“A single death is a tragedy, a million deaths a statistic,” Stalin is supposed to have said. The murder of prominent Saudi journalist Jamal Khashoggi is a sad reminder of this truth. The United States has long countenanced Saudi Arabia’s brutal oppression and human-rights violations at home and reckless behavior across the Middle East, but only with Khashoggi’s gruesome death has the U.S. media begun to ask questions about the cynical “strategic alliance” between the two countries.
On October 2 Khashoggi entered the Saudi consulate in Istanbul to obtain a document he needed to marry his Turkish fiancée. He gave her two mobile phones and instructions to call a top aide to Turkish President Recep Tayyip Erdoğan if he didn’t come back out. Several hours later, he still hadn’t. The next morning, there was still no sign of him. Immediately the worst was suspected. Though Khashoggi had once been an advisor to the Saudi government, he had grown concerned about thirty-three-year-old Crown Prince Mohammed bin Salman’s consolidation of power. Last year he fled Saudi Arabia after being barred from writing there because of his criticisms of Donald Trump. In the year before his death, he was living in the United States and writing columns for the Washington Post. He told friends he still feared for his life.

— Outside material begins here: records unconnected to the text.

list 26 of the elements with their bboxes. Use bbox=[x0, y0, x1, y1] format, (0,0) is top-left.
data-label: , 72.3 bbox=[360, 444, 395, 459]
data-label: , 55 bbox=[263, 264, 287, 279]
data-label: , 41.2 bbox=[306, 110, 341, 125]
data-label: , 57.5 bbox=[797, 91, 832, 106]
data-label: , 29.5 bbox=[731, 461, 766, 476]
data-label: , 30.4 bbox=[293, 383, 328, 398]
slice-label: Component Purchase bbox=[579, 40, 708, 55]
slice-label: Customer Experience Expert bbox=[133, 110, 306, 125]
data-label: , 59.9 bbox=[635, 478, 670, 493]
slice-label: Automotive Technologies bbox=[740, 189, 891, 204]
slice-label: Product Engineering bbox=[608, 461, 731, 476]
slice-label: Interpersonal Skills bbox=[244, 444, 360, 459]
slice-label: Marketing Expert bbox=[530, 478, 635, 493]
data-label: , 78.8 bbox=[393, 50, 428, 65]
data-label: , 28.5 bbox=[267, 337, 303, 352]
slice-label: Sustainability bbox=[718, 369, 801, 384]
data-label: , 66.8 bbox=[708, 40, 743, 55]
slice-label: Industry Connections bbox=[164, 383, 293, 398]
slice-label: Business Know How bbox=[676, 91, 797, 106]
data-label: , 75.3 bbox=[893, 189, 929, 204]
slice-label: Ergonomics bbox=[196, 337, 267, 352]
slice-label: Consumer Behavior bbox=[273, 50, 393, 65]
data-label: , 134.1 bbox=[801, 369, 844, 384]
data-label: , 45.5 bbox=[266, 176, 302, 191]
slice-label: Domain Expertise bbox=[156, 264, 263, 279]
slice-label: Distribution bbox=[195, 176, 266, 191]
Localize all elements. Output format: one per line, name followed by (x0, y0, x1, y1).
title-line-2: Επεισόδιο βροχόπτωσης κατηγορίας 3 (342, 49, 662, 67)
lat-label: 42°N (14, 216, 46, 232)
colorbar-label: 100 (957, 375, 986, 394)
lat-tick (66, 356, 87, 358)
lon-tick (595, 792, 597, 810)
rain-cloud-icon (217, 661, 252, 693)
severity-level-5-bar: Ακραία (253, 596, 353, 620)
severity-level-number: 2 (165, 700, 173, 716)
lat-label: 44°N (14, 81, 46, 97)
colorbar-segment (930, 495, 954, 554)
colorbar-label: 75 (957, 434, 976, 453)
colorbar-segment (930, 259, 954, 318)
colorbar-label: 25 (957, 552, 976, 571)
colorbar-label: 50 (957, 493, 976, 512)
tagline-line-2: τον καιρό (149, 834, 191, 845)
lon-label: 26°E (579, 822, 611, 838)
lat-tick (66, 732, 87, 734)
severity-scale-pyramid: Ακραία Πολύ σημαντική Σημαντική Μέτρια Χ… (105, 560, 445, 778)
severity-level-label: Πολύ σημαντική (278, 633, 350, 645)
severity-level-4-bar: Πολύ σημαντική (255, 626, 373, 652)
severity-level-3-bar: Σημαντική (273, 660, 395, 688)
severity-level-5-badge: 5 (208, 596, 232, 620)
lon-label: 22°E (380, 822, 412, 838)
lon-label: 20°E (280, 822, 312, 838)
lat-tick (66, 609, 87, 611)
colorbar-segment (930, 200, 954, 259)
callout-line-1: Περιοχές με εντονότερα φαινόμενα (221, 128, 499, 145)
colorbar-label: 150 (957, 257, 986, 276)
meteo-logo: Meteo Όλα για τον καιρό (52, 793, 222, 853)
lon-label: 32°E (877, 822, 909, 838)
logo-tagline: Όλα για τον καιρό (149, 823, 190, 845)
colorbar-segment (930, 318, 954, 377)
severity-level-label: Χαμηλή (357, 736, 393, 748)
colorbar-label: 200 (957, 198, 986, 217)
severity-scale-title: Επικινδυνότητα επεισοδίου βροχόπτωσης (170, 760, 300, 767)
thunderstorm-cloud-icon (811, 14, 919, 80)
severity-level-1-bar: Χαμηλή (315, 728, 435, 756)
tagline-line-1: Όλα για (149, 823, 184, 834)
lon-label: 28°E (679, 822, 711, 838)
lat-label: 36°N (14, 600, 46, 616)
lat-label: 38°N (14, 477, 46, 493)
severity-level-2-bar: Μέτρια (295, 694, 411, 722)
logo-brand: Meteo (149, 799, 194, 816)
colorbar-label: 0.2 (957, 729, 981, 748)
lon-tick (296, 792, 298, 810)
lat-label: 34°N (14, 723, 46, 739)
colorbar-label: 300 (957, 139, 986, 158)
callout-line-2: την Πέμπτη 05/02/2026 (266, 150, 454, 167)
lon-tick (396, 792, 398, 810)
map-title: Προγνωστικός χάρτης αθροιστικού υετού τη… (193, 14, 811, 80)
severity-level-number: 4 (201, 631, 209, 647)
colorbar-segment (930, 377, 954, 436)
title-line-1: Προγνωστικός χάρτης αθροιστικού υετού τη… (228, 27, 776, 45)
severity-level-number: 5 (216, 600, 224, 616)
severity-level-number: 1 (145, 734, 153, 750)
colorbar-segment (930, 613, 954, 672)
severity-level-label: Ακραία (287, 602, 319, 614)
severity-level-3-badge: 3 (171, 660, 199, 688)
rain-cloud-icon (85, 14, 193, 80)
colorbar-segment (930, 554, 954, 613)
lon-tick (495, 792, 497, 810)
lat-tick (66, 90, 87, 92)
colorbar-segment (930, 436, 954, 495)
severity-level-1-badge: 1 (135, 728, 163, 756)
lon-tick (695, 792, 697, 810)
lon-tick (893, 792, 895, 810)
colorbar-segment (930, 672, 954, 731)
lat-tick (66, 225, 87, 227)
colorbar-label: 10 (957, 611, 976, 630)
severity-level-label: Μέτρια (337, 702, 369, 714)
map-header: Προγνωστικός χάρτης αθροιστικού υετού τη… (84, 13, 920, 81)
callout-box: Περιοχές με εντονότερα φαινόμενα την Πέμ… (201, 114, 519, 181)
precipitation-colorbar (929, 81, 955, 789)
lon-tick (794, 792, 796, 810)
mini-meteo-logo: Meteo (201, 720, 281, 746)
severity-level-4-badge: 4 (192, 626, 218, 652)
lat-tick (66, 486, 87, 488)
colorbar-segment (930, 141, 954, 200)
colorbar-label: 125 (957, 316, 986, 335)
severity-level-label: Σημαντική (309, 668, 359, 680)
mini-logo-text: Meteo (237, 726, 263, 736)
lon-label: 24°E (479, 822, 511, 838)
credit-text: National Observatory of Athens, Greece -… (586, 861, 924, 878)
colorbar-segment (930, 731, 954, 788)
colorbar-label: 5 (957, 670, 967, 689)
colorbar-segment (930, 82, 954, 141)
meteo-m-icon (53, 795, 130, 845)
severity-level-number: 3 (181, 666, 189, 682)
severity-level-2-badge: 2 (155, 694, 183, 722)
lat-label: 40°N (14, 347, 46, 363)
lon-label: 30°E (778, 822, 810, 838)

Soon after Khashoggi’s disappearance, Erdoğan publicly accused Saudi Arabia of murdering him inside the consulate. Saudi denials were rebutted with increasingly detailed reports from the Turkish government, which claimed to have audio evidence of Khashoggi’s torture and dismemberment. It was revealed that, hours before Khashoggi’s disappearance, a team of Saudi agents—one toting a bone saw—had flown to Istanbul in two private jets chartered by a company with ties to the crown prince, and then left the country that evening. Further reports revealed they were members of the Royal Guard who answered directly to bin Salman. The clear implication was that Khashoggi was murdered at the crown prince’s behest.